I had to clean and straighten every one of the c channels. You cant use the existing screw holes to do nutplates because none of them are centered in the channel. How nice it would have been to be working with new, straight stuff.

Maybe when I build my experimental.
 
One thing that I have learned is that working on a 54 year old Cub is much more difficult than building one with new materials. Nothing is straight. Everything is dirty.

I had to clean and straighten every one of the c channels. You cant use the existing screw holes to do nutplates because none of them are centered in the channel. How nice it would have been to be working with new, straight stuff.

Maybe when I build my experimental.

It'd be a trade-off. I wish I had an old dirty '54 cub sitting here next to the new one I'm building so that I could use it as a reference.
 
One thing that I have learned is that working on a 54 year old Cub is much more difficult than building one with new materials. Nothing is straight. Everything is dirty.

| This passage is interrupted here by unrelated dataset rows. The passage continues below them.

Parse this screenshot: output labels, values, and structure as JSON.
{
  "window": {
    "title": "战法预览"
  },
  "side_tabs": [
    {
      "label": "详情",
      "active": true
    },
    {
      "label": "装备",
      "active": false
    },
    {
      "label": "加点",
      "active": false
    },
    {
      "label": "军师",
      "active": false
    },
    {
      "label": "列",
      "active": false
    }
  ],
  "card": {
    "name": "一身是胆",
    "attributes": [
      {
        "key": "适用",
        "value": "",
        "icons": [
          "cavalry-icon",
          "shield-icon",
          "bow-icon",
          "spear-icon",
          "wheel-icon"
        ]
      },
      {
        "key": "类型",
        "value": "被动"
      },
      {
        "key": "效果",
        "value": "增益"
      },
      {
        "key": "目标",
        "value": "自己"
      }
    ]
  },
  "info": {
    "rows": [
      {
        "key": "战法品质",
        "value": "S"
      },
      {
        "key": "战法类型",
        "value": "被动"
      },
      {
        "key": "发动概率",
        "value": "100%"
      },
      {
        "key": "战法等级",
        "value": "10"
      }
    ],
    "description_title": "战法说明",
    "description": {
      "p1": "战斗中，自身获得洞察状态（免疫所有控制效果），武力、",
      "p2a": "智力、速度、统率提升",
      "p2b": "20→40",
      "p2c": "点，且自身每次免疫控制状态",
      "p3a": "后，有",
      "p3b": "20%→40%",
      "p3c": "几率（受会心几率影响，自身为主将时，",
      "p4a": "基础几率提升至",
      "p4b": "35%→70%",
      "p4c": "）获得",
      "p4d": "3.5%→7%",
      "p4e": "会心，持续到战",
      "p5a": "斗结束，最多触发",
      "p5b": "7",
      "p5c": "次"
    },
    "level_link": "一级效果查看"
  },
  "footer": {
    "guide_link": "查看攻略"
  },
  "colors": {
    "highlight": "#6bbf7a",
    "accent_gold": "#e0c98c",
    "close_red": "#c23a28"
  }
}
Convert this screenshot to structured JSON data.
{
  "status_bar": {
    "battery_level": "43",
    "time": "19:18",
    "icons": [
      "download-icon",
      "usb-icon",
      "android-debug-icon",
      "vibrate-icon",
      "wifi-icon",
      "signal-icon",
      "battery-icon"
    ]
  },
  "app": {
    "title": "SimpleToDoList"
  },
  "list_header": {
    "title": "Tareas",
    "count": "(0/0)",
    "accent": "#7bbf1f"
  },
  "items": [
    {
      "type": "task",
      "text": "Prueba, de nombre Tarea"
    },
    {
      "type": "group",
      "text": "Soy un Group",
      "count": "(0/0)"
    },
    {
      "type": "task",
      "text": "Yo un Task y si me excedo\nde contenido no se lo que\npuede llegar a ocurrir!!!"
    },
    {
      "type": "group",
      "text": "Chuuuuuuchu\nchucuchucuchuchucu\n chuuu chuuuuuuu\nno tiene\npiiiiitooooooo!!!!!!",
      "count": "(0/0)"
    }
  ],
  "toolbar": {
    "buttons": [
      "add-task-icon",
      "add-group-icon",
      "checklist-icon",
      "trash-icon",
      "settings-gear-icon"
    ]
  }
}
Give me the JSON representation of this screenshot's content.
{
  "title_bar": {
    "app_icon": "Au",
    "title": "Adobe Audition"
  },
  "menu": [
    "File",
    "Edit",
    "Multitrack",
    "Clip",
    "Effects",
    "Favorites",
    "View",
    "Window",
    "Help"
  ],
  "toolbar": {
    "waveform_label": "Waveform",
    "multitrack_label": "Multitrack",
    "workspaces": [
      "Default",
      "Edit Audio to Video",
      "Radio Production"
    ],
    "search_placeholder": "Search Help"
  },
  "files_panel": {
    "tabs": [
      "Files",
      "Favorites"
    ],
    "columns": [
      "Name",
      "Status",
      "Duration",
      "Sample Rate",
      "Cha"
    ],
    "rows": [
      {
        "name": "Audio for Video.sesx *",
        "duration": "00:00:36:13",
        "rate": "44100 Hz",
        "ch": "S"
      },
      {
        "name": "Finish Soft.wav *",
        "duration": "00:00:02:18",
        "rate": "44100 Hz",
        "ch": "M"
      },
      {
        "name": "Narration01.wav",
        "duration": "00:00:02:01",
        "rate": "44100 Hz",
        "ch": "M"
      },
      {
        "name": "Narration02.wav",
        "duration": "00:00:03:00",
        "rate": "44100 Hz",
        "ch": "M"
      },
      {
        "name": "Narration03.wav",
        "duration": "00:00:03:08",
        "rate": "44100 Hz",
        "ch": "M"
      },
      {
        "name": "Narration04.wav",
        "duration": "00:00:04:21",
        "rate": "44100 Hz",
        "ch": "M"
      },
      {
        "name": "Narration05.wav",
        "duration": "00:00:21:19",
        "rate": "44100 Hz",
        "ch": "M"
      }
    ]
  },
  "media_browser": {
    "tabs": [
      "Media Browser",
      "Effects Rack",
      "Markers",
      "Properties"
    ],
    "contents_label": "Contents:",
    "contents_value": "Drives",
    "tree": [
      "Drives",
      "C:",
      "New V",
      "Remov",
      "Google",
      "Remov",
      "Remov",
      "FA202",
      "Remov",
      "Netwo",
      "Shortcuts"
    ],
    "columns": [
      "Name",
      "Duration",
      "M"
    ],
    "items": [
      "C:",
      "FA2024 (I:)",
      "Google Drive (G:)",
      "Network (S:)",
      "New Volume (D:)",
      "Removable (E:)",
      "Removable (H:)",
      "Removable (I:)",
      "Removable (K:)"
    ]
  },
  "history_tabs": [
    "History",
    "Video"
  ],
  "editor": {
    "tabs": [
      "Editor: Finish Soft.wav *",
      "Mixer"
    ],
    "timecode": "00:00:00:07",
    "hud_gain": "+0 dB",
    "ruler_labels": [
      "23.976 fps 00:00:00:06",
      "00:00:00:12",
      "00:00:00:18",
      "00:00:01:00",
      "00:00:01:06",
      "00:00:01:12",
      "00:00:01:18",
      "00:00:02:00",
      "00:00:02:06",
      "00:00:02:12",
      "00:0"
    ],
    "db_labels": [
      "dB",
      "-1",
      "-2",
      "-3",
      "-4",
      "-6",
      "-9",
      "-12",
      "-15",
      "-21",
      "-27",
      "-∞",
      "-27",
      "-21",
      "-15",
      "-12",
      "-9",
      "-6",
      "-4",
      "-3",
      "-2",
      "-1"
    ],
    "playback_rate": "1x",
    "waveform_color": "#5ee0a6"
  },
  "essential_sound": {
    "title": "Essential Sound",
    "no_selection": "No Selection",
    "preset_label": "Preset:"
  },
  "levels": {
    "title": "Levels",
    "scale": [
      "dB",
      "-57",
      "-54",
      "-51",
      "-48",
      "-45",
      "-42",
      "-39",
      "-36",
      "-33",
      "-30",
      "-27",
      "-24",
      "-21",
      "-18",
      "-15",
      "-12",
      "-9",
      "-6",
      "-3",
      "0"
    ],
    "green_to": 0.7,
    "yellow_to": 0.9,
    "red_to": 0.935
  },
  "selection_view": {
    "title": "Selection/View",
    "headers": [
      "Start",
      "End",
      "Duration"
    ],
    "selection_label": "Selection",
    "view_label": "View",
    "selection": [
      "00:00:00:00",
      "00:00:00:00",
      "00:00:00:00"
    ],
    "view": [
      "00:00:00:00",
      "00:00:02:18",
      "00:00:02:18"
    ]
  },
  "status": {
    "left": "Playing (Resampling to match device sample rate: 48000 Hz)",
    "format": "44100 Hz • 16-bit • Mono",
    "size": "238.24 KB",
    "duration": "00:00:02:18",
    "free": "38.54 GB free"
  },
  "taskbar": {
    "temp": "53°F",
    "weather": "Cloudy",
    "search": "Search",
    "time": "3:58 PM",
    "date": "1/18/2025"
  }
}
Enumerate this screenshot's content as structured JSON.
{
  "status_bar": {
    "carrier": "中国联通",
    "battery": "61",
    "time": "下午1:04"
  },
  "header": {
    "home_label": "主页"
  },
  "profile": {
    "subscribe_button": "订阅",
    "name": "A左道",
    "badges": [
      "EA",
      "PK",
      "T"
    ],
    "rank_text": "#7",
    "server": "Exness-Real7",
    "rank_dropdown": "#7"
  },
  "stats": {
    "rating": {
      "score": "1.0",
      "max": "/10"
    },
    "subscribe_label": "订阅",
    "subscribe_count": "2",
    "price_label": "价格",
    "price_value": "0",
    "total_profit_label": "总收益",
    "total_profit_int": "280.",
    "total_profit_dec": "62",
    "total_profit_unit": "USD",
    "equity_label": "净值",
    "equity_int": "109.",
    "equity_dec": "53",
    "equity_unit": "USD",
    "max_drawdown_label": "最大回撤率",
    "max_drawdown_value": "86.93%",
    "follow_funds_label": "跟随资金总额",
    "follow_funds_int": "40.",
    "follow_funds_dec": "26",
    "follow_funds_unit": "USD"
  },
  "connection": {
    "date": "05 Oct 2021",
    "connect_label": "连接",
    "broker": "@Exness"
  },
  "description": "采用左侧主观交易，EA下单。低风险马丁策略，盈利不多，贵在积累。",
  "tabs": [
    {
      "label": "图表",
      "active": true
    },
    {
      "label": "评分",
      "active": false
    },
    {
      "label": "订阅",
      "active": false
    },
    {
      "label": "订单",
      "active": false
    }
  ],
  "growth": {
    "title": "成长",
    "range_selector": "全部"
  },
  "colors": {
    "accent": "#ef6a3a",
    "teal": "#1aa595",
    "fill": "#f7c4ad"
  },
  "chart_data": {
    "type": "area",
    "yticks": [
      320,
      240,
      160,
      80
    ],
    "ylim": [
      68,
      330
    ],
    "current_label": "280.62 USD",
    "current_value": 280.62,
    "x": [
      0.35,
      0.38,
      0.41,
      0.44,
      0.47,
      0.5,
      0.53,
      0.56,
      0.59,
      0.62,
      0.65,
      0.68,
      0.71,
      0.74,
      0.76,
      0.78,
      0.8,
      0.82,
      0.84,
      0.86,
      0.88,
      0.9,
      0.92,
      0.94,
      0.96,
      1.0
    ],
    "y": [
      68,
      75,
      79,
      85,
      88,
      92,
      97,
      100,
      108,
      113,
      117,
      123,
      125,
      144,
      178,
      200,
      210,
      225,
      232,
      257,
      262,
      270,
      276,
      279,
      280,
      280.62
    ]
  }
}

I had to clean and straighten every one of the c channels. You cant use the existing screw holes to do nutplates because none of them are centered in the channel. How nice it would have been to be working with new, straight stuff.

Maybe when I build my experimental.

A bigger hole won't hurt the nut plate. You have to egg it out to the middle, but you will be happy you do that. So you don't have ten size screws that keep falling out.
 
Lesson learned for the day.

Massage, stretch, shrink the firewall flange before you mate the sheet metal and drill holes.

I used a straight edge from the flange to the rear of the cowl to get the flange right. I dont have a stretcher so it takes awhile.

The moving of the metal affects the relationship of the nutplates and can throw things off.
 
I like the modified vice grips.

Most hardware stores have pliers that look close, and that are designed to bend sheet metal. They work great on this type of stuff.
 
Anyone know where I can get some of the channel for cowl support brackets. Dont want the finished items. I want to make my own.

One is 3/4 x 5/8. and the other is 1 x 5/8.